Consequences
In 2009, NHS chief executive David Nicholson was set a challenge by Gordon Brown to find £20 billion in “efficiency savings” by 2015, as the NHS’ contribution to bailing out the banks and paying off the national debt. It was dubbed ‘the Nicholson Challenge’ by Brown, a tag enthusiastically embraced by the Conservatives to signal where the buck would stop if it failed. Nicholson was clear this was a one off, drastic squeeze in NHS funding that he hoped could be achieved by improving quality and productivity without affecting patient care. The fact that it was enforced as the horrors of the Mid Staffordshire scandal were unfolding, and yet were repeatedly ignored and denied by government, showed the dangers of prioritising savage savings over safe staffing of the NHS.
Nicholson’s failure to meet Mid Staffs campaigners and to act earlier on widespread concerns about appalling care contributed to his retirement, but his replacement Simon Stevens fell into exactly the same political trap. In promising to make a further £22 billion of fantasy efficiency savings by 2020 to fund his ‘Five Year Forward View’, the NHS is now facing over a decade of static funding in the face of rising demand and – coupled with massive cuts in social care budgets – parts of the service are in meltdown. The initial bail out of the banks in 2008 could have funded the NHS for eight years, but Theresa May and Philip Hammond still insist no more money can be found for the NHS, and that it has been given ‘more than the £8 billion extra over 5 years’ that Stevens asked for. The true figure is £4.6 billion, and NHS managers are once again prioritising financial savings over patient care.
The Mid Staffordshire Inquiry concluded that the NHS must introduce safe staffing levels for nurses in hospitals. Research has repeatedly highlighted the link between nurse numbers and patient safety, and the benefit of nurse to patient ratios below 1:8. The skill mix of the staff is also important. And yet the Health Service Journal has just published the culmination of a two year investigation into nurse staffing levels. It found 96% of acute hospitals in England are failing to meet their own planned level for nurse staffing during the day and at night, and that the situation is getting worse. It is not uncommon for a nurse to have to care for 16 patients on a night shift, and the HSJ found one nurse on an acute ward looking after 24 patients. 4 in 10 hospitals have declared a major alert in the last month because they were not able to safely cope with demand, and there are at least 24,000 nursing vacancies across the NHS. There has also been a 23% drop in the number of applications to study nursing at English universities in the wake of the government’s cuts to the bursary scheme. And under Jeremy Hunt’s leadership, the number of junior doctors progressing directly into specialty training has fallen from 71.6% in 2011 to 50.4% in 2016, its lowest ever level.
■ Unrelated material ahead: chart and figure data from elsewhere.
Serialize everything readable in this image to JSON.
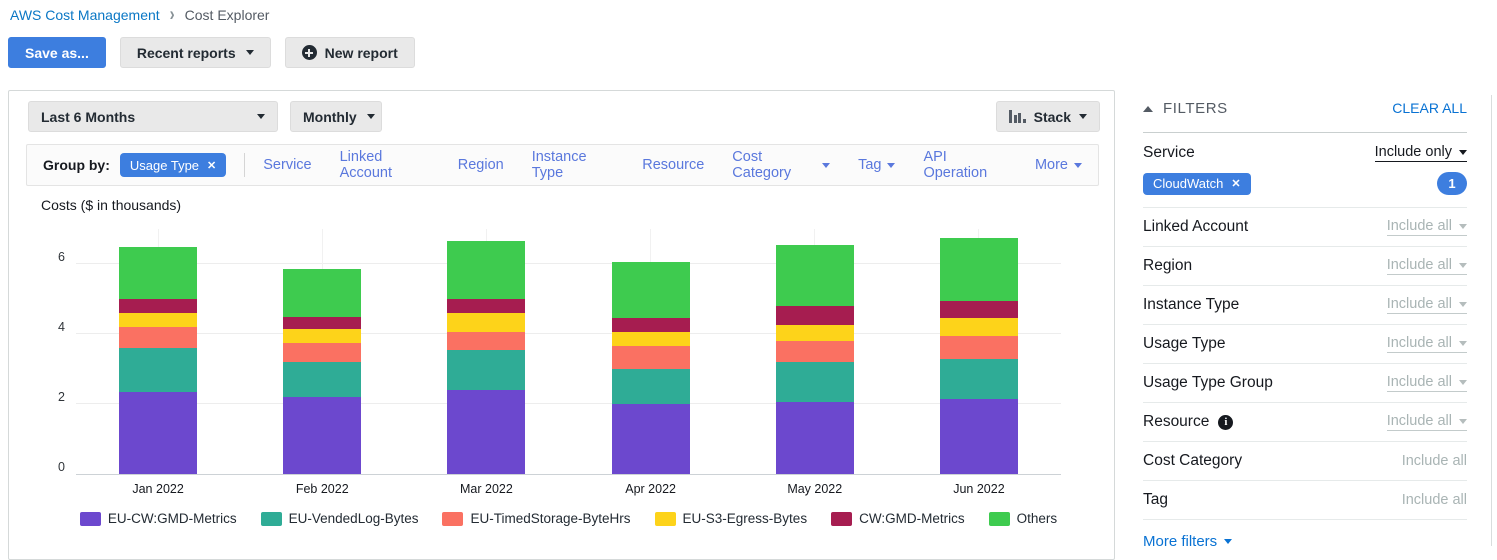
{
  "breadcrumb": {
    "root": "AWS Cost Management",
    "current": "Cost Explorer"
  },
  "toolbar": {
    "save_as_label": "Save as...",
    "recent_reports_label": "Recent reports",
    "new_report_label": "New report"
  },
  "controls": {
    "date_range_value": "Last 6 Months",
    "granularity_value": "Monthly",
    "chart_style_value": "Stack"
  },
  "group_by": {
    "label": "Group by:",
    "selected_chip": "Usage Type",
    "links": [
      {
        "label": "Service",
        "caret": false
      },
      {
        "label": "Linked Account",
        "caret": false
      },
      {
        "label": "Region",
        "caret": false
      },
      {
        "label": "Instance Type",
        "caret": false
      },
      {
        "label": "Resource",
        "caret": false
      },
      {
        "label": "Cost Category",
        "caret": true
      },
      {
        "label": "Tag",
        "caret": true
      },
      {
        "label": "API Operation",
        "caret": false
      }
    ],
    "more_label": "More"
  },
  "chart_data": {
    "type": "bar",
    "stacked": true,
    "title": "Costs ($ in thousands)",
    "categories": [
      "Jan 2022",
      "Feb 2022",
      "Mar 2022",
      "Apr 2022",
      "May 2022",
      "Jun 2022"
    ],
    "series": [
      {
        "name": "EU-CW:GMD-Metrics",
        "color": "#6c48ce",
        "values": [
          2.35,
          2.2,
          2.4,
          2.0,
          2.05,
          2.15
        ]
      },
      {
        "name": "EU-VendedLog-Bytes",
        "color": "#2fac96",
        "values": [
          1.25,
          1.0,
          1.15,
          1.0,
          1.15,
          1.15
        ]
      },
      {
        "name": "EU-TimedStorage-ByteHrs",
        "color": "#fa7162",
        "values": [
          0.6,
          0.55,
          0.5,
          0.65,
          0.6,
          0.65
        ]
      },
      {
        "name": "EU-S3-Egress-Bytes",
        "color": "#fdd31a",
        "values": [
          0.4,
          0.4,
          0.55,
          0.4,
          0.45,
          0.5
        ]
      },
      {
        "name": "CW:GMD-Metrics",
        "color": "#a61d50",
        "values": [
          0.4,
          0.35,
          0.4,
          0.4,
          0.55,
          0.5
        ]
      },
      {
        "name": "Others",
        "color": "#3ecb4f",
        "values": [
          1.5,
          1.35,
          1.65,
          1.6,
          1.75,
          1.8
        ]
      }
    ],
    "ylim": [
      0,
      7
    ],
    "yticks": [
      0,
      2,
      4,
      6
    ],
    "grid": true,
    "legend_position": "bottom"
  },
  "filters": {
    "title": "FILTERS",
    "clear_all_label": "CLEAR ALL",
    "service": {
      "label": "Service",
      "value": "Include only",
      "chip": "CloudWatch",
      "badge": "1"
    },
    "rows": [
      {
        "label": "Linked Account",
        "value": "Include all",
        "caret": true,
        "underline": true,
        "info": false
      },
      {
        "label": "Region",
        "value": "Include all",
        "caret": true,
        "underline": true,
        "info": false
      },
      {
        "label": "Instance Type",
        "value": "Include all",
        "caret": true,
        "underline": true,
        "info": false
      },
      {
        "label": "Usage Type",
        "value": "Include all",
        "caret": true,
        "underline": true,
        "info": false
      },
      {
        "label": "Usage Type Group",
        "value": "Include all",
        "caret": true,
        "underline": true,
        "info": false
      },
      {
        "label": "Resource",
        "value": "Include all",
        "caret": true,
        "underline": true,
        "info": true
      },
      {
        "label": "Cost Category",
        "value": "Include all",
        "caret": false,
        "underline": false,
        "info": false
      },
      {
        "label": "Tag",
        "value": "Include all",
        "caret": false,
        "underline": false,
        "info": false
      }
    ],
    "more_filters_label": "More filters"
  },
  "icons": {
    "new-report-icon": "circle-plus",
    "close-icon": "x",
    "caret-down-icon": "triangle-down",
    "filters-collapse-icon": "triangle-up",
    "stack-icon": "mini-bar-chart",
    "info-icon": "i-in-circle",
    "breadcrumb-chevron-icon": "chevron-right"
  },
  "colors": {
    "primary_button_blue": "#3d7edf",
    "breadcrumb_link_blue": "#0a77c5",
    "action_link_blue": "#0972d3",
    "groupby_link_blue": "#5a78dd",
    "muted_value_gray": "#a9b4b4"
  }
}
Despite the government’s boast to increase GP numbers by 5000, there was a reduction last year in the number of ‘whole time equivalent’ GPs, meaning any new recruits are thin on the ground and the job so stressful many are choosing not to work full time. Meanwhile, Simon Stevens has challenged Theresa May and Jeremy Hunt over their claims that the NHS has received £10 billion of new money but is still trapped into trying to enforce harsh financial controls without harming patients. The English NHS has been carved up into 44 ‘footprints’ which each devised a Sustainability and Transformation Plan in secret to balance the books by June 2016. Most have now been published and many are laughably deficient, particularly in their plans for safe staffing levels. NHS England will doubtless try to pass the buck for their failure down to local commissioners. Kent CCG has already had to ban routine operations from December 20 to April 1 to try to make £3.2 million savings.
STPs do radically increase opportunities for private companies to take over entire NHS services as well as buildings, but Theresa May was still parroting the Alan Milburn lie that ‘the NHS is not for sale’ on the same day that Care UK took over out of hours services in Gloucestershire. The business opportunities of a £120 billion NHS market will not be lost on Donald Trump, and given the desperation to achieve a trade deal with America, it seems very unlikely the UK would have the muscle to protect the NHS from an ‘America First’ policy and the might of their predatory private health corporations, one of whom (UnitedHealth) Simon Stevens worked for. But maybe that’s part of the plan. When politicians say they love the NHS, they mean they’d love it to be off the balance sheets and no longer their responsibility. Extra charges, insurance and top up fees aren’t far away.